The number of 6-digit numbers made by using the digits 1, 2, 3, 4, 5, 6, 7, without repetition and which are multiple of 15 is ____________.

Suppose $$\mathop {\lim }\limits_{x \to 0} {{F(x)} \over {{x^3}}}$$ exists and is equal to L, where

$$F(x) = \left| {\matrix{ {a + \sin {x \over 2}} & { - b\cos x} & 0 \cr { - b\cos x} & 0 & {a + \sin {x \over 2}} \cr 0 & {a + \sin {x \over 2}} & { - b\cos x} \cr } } \right|$$.

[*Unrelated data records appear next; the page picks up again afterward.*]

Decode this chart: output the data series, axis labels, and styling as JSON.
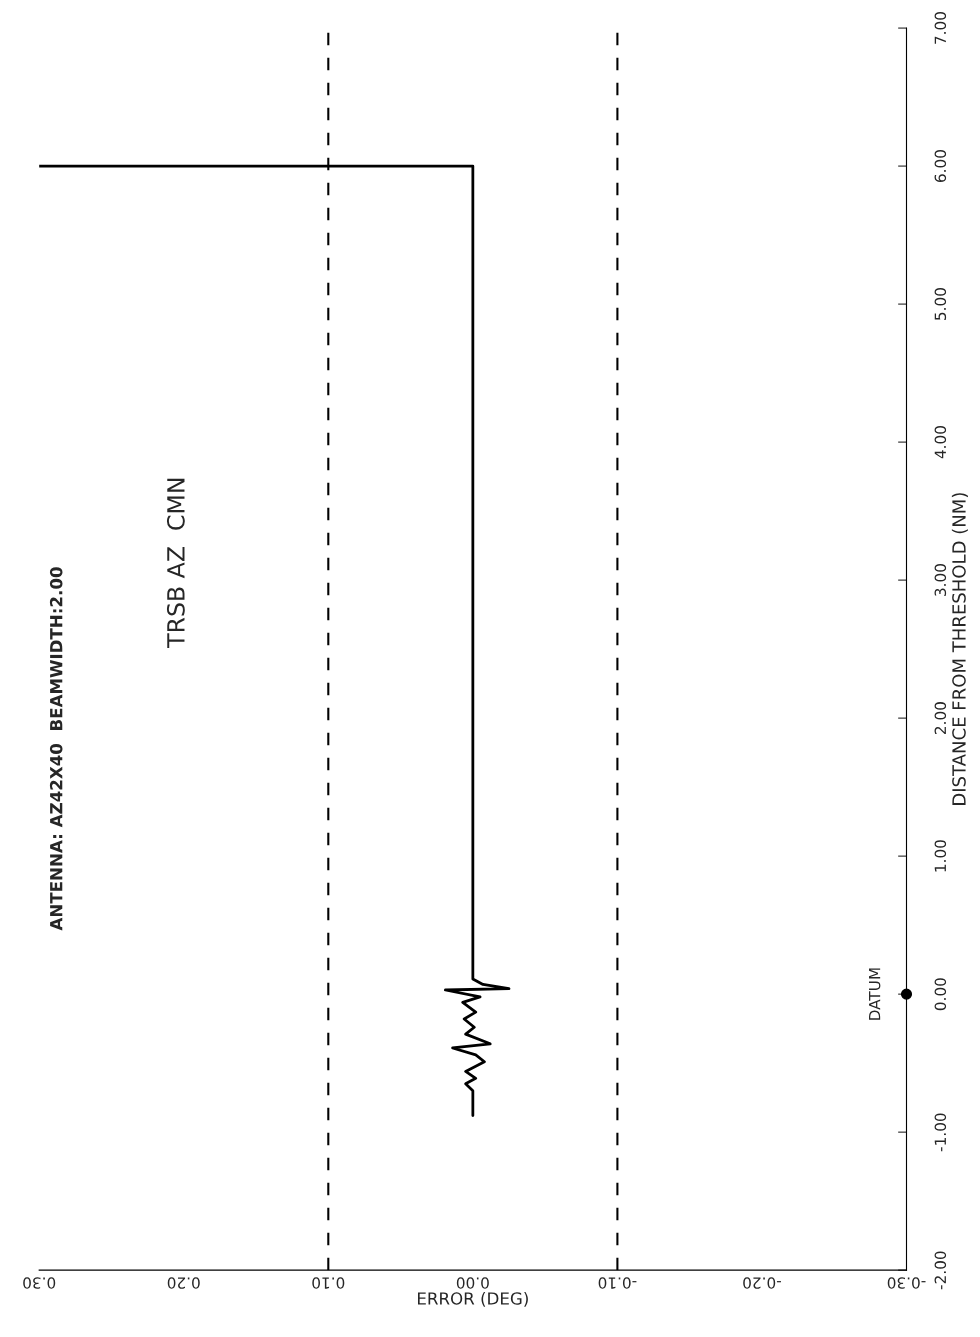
{
  "chart_data": {
    "type": "line",
    "title": "ANTENNA: AZ42X40  BEAMWIDTH:2.00",
    "subtitle": "TRSB AZ  CMN",
    "xlabel": "ERROR (DEG)",
    "ylabel": "DISTANCE FROM THRESHOLD (NM)",
    "xlim": [
      0.3,
      -0.3
    ],
    "xticks": [
      {
        "value": 0.3,
        "label": "0.30"
      },
      {
        "value": 0.2,
        "label": "0.20"
      },
      {
        "value": 0.1,
        "label": "0.10"
      },
      {
        "value": 0,
        "label": "0.00"
      },
      {
        "value": -0.1,
        "label": "-0.10"
      },
      {
        "value": -0.2,
        "label": "-0.20"
      },
      {
        "value": -0.3,
        "label": "-0.30"
      }
    ],
    "ylim": [
      -2.0,
      7.0
    ],
    "yticks": [
      {
        "value": -2,
        "label": "-2.00"
      },
      {
        "value": -1,
        "label": "-1.00"
      },
      {
        "value": 0,
        "label": "0.00"
      },
      {
        "value": 1,
        "label": "1.00"
      },
      {
        "value": 2,
        "label": "2.00"
      },
      {
        "value": 3,
        "label": "3.00"
      },
      {
        "value": 4,
        "label": "4.00"
      },
      {
        "value": 5,
        "label": "5.00"
      },
      {
        "value": 6,
        "label": "6.00"
      },
      {
        "value": 7,
        "label": "7.00"
      }
    ],
    "grid": false,
    "series": [
      {
        "color": "#000000",
        "line_style": "solid",
        "x": [
          0.0,
          0.0,
          0.005,
          -0.002,
          0.005,
          -0.008,
          -0.002,
          0.014,
          -0.012,
          0.005,
          -0.001,
          0.006,
          -0.002,
          0.007,
          -0.005,
          0.019,
          -0.025,
          -0.007,
          0.0,
          0.0,
          0.0,
          0.3
        ],
        "values": [
          -0.88,
          -0.7,
          -0.65,
          -0.61,
          -0.56,
          -0.49,
          -0.44,
          -0.39,
          -0.36,
          -0.29,
          -0.24,
          -0.18,
          -0.13,
          -0.06,
          -0.02,
          0.03,
          0.04,
          0.07,
          0.11,
          0.22,
          6.0,
          6.0
        ]
      }
    ],
    "ref_lines": [
      {
        "axis": "x",
        "value": 0.1,
        "color": "#000000",
        "line_style": "dashed"
      },
      {
        "axis": "x",
        "value": -0.1,
        "color": "#000000",
        "line_style": "dashed"
      }
    ],
    "annotations": [
      {
        "text": "DATUM",
        "x": -0.3,
        "y": 0
      }
    ]
  }
}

Then, $$-$$112 L is equal to ___________.

If for some $$\alpha$$ > 0, the area of the region $$\{ (x,y):|x + \alpha | \le y \le 2 - |x|\} $$ is equal to $${3 \over 2}$$, then the area of the region $$\{ (x,y):0 \le y \le x + 2\alpha ,\,|x| \le 1\} $$ is equal to ____________.

Let $$f(t) = \int\limits_0^t {{e^{{x^3}}}\left( {{{{x^8}} \over {{{({x^6} + 2{x^3} + 2)}^2}}}} \right)dx} $$. If $$f(1) + f'(1) = \alpha e - {1 \over 6}$$, then the value of 150$$\alpha$$ is equal to ___________.